Les éco-labels : un guide de survie | Médias
Photo: Les éco-labels : un guide de survie

Depuis l'apparition des sacs de coton chez les épiciers, on me demande souvent qu'est-ce que j'en pense. Ma réponse surprend toujours : c'est bien beau d'avoir des sacs réutilisables, bravo. Mais avez-vous pensé à ce que vous mettez dedans?

Parce que c'est vraiment là que se situe le problème. Bien que les marchands se soient pour la plupart donnés une bonne image, et les clients une bonne conscience, en adoptant massivement les sacs réutilisables, nous continuons d'acheter des produits qui sont loin d'être écologiques.

Comme l'arbre qui cache la forêt, les sacs réutilisables cachent notre consommation. Après le greenwashing, voici venue l'ère du greenbagging. On n'arrête pas le progrès.

Des exemples? Nos sacs d'épicerie regorgent d'huile de canola transgénique, de viande produite aux antibiotiques et aux hormones de croissance, de poissons menacés d'extinction, de café aux pesticides produit par un paysan qui gagne 1$ par mois, sans oublier les framboises importées en avion du Chili! On trouve aussi sur les tablettes des bouteilles de plastique qui contiennent des phtalates et qui rendent les mâles infertiles. Comme le dit David Suzuki : des bouteilles qui ruinent la vie sexuelle! Et le plus ironique dans tout ça : les produits que l'on met dans nos beaux sacs réutilisables sont sur-emballés!

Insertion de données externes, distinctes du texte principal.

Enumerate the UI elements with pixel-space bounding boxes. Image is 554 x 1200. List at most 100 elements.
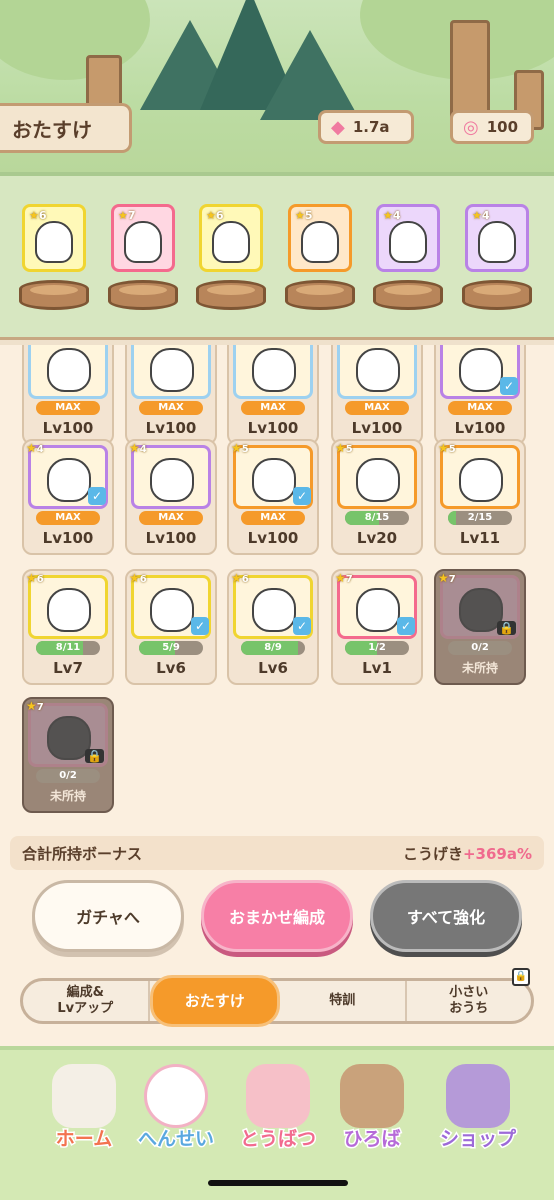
checkmark-icon: ✓ [500,377,518,395]
character-card[interactable]: ★6 8/11 Lv7 [22,569,114,685]
upgrade-all-button[interactable]: すべて強化 [370,880,522,952]
character-card[interactable]: MAX Lv100 [22,345,114,445]
shard-progress-bar: 1/2 [345,641,409,655]
shard-progress-bar: 0/2 [36,769,100,783]
auto-formation-button[interactable]: おまかせ編成 [201,880,353,952]
rarity-badge: ★5 [295,209,313,222]
rarity-badge: ★6 [129,571,147,585]
progress-label: MAX [55,402,81,413]
support-slot[interactable]: ★7 [111,204,175,272]
progress-label: MAX [158,512,184,523]
candy-counter[interactable]: ◆ 1.7a [318,110,414,144]
progress-fill [448,511,457,525]
support-slot[interactable]: ★6 [22,204,86,272]
support-slot[interactable]: ★4 [376,204,440,272]
rarity-badge: ★5 [438,441,456,455]
character-art [28,345,108,399]
rarity-badge: ★4 [26,441,44,455]
character-card[interactable]: MAX Lv100 [125,345,217,445]
shard-progress-bar: 2/15 [448,511,512,525]
character-portrait [389,221,427,263]
star-icon: ★ [438,441,449,455]
star-icon: ★ [472,209,482,222]
progress-label: 2/15 [467,512,493,523]
lock-icon: 🔒 [497,621,516,635]
character-card[interactable]: ★4 ✓ MAX Lv100 [22,439,114,555]
level-label: Lv100 [42,529,94,547]
level-label: Lv20 [356,529,398,547]
level-label: Lv6 [258,659,288,677]
character-card[interactable]: ★7 🔒 0/2 未所持 [434,569,526,685]
character-card[interactable]: ★6 ✓ 5/9 Lv6 [125,569,217,685]
character-art [131,345,211,399]
star-icon: ★ [335,441,346,455]
character-portrait [150,588,194,632]
tab-3[interactable]: 小さい おうち [407,981,532,1021]
character-card[interactable]: ★5 2/15 Lv11 [434,439,526,555]
tab-2[interactable]: 特訓 [280,981,407,1021]
character-card[interactable]: ★5 ✓ MAX Lv100 [227,439,319,555]
character-card[interactable]: ★6 ✓ 8/9 Lv6 [227,569,319,685]
progress-label: 8/11 [55,642,81,653]
tree-stump [19,280,89,310]
character-portrait [252,588,296,632]
character-portrait [47,348,91,392]
character-card[interactable]: ★5 8/15 Lv20 [331,439,423,555]
rarity-value: 5 [448,444,456,455]
character-portrait [124,221,162,263]
bonus-value: +369a% [462,844,532,863]
rarity-badge: ★4 [129,441,147,455]
tab-1[interactable]: おたすけ [149,975,280,1027]
tab-0[interactable]: 編成& Lvアップ [23,981,150,1021]
support-slot[interactable]: ★5 [288,204,352,272]
nav-label: とうばつ [238,1127,317,1152]
candy-icon: ◆ [331,116,345,138]
nav-signpost[interactable]: ひろば [322,1058,422,1162]
star-icon: ★ [29,209,39,222]
checkmark-icon: ✓ [397,617,415,635]
lock-icon: 🔒 [85,749,104,763]
rarity-value: 7 [345,574,353,585]
character-portrait [356,348,400,392]
shard-progress-bar: 0/2 [448,641,512,655]
shard-progress-bar: MAX [139,511,203,525]
shard-progress-bar: MAX [241,401,305,415]
character-card[interactable]: MAX Lv100 [331,345,423,445]
rarity-value: 7 [36,702,44,713]
character-card[interactable]: ★7 🔒 0/2 未所持 [22,697,114,813]
lollipop-icon: ◎ [463,116,479,138]
nav-label: ひろば [342,1127,402,1152]
level-label: Lv100 [454,419,506,437]
candy-value: 1.7a [352,118,390,136]
character-card[interactable]: ★7 ✓ 1/2 Lv1 [331,569,423,685]
bottom-nav: ホーム へんせい とうばつ ひろば ショップ [0,1046,554,1200]
ownership-bonus-bar: 合計所持ボーナス こうげき+369a% [10,836,544,870]
signpost-icon [340,1064,404,1128]
character-grid[interactable]: MAX Lv100 MAX Lv100 MAX Lv100 MAX Lv100 ✓ MAX Lv10… [0,345,554,815]
star-icon: ★ [26,699,37,713]
rarity-value: 5 [241,444,249,455]
nav-slingshot[interactable]: とうばつ [228,1058,328,1162]
page-title: おたすけ [0,103,132,153]
nav-characters[interactable]: へんせい [126,1058,226,1162]
support-slot[interactable]: ★6 [199,204,263,272]
rarity-value: 5 [304,209,313,222]
gacha-button[interactable]: ガチャへ [32,880,184,952]
lollipop-counter[interactable]: ◎ 100 [450,110,534,144]
level-label: 未所持 [49,789,86,803]
character-card[interactable]: MAX Lv100 [227,345,319,445]
nav-shop[interactable]: ショップ [428,1058,528,1162]
rarity-badge: ★5 [335,441,353,455]
character-portrait [47,458,91,502]
character-portrait [252,348,296,392]
star-icon: ★ [118,209,128,222]
home-indicator [208,1180,348,1186]
character-card[interactable]: ★4 MAX Lv100 [125,439,217,555]
rarity-value: 4 [481,209,490,222]
nav-house[interactable]: ホーム [34,1058,134,1162]
star-icon: ★ [129,441,140,455]
progress-label: MAX [55,512,81,523]
support-slot[interactable]: ★4 [465,204,529,272]
character-card[interactable]: ✓ MAX Lv100 [434,345,526,445]
character-portrait [212,221,250,263]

Alors comment fait-on pour s'y retrouver? Qui connaît l'empreinte écologique d'une boîte de whippet ou d'un Shamwow? (Rassurez-vous, c'est tout à fait normal si vous ne savez pas ce que c'est...)

Que ce soit à l'épicerie ou ailleurs, il existe des certifications écologiques, ou éco-labels, qui nous permettent de différencier les produits pour faire ressortir les plus écologiques ou durables. On peut aujourd'hui acheter du café équitable certifié par l'éco-label de Transfair, des poissons certifiés par le guide Sea Choice, du papier certifié par la norme du Forest Stewardship Council (FSC), des appareils électroménagers certifiés par Énerguide. Un des programmes les plus ambitieux en Amérique du Nord est le programme Éco-Logo, parrainé par le Gouvernement du Canada, qui s'applique à toute une panoplie de produits. Des éco-labels existent même en Europe pour informer le client de l'empreinte climat d'un produit.

Un des problèmes réside dans la multiplication de ces éco-labels. Des entreprises préfèrent souvent créer leurs propres certifications que d'adhérer à celles, souvent plus fiables et crédibles, développées en accord avec l'industrie et les groupes écologistes.

Un autre problème est la difficulté de faire connaître ces logos aux consommateurs. Quand on pense aux millions de dollars investis dans la promotion de grandes marques nationales, on réalise combien difficile il est de percer pour un éco-label.

C'est là que les détaillants peuvent faire la différence : ils peuvent faire connaître et mettre en valeur ces éco-labels et commencer à offrir plus de produits écologiques. En décidant des produits qu'ils mettent sur les tablettes, et de ceux dont ils font la promotion, les détaillants nous conditionnent à acheter certains produits plutôt que d'autres. Ils ont d'ailleurs commencé à créer de petites sections «vertes » ou « biologiques ». C'est une très bonne chose, mais le temps est venu d'aller au-delà des petits pas.

Même chose pour les producteurs : ils doivent nous en dire plus. De la même manière que nous pouvons voir le contenu en gras, calories, sodium et autres des produits, j'aimerais bien voir dans l'avenir des étiquettes qui nous donnent leur empreinte écologique. C'est au gouvernement de rendre obligatoire ce genre d'étiquetage.

Les éco-labels sont notre boussole pour acheter vert. Plus les consommateurs seront informés et plus les labels seront visibles et simples, plus nos sacs d'épicerie se rempliront de produits durables.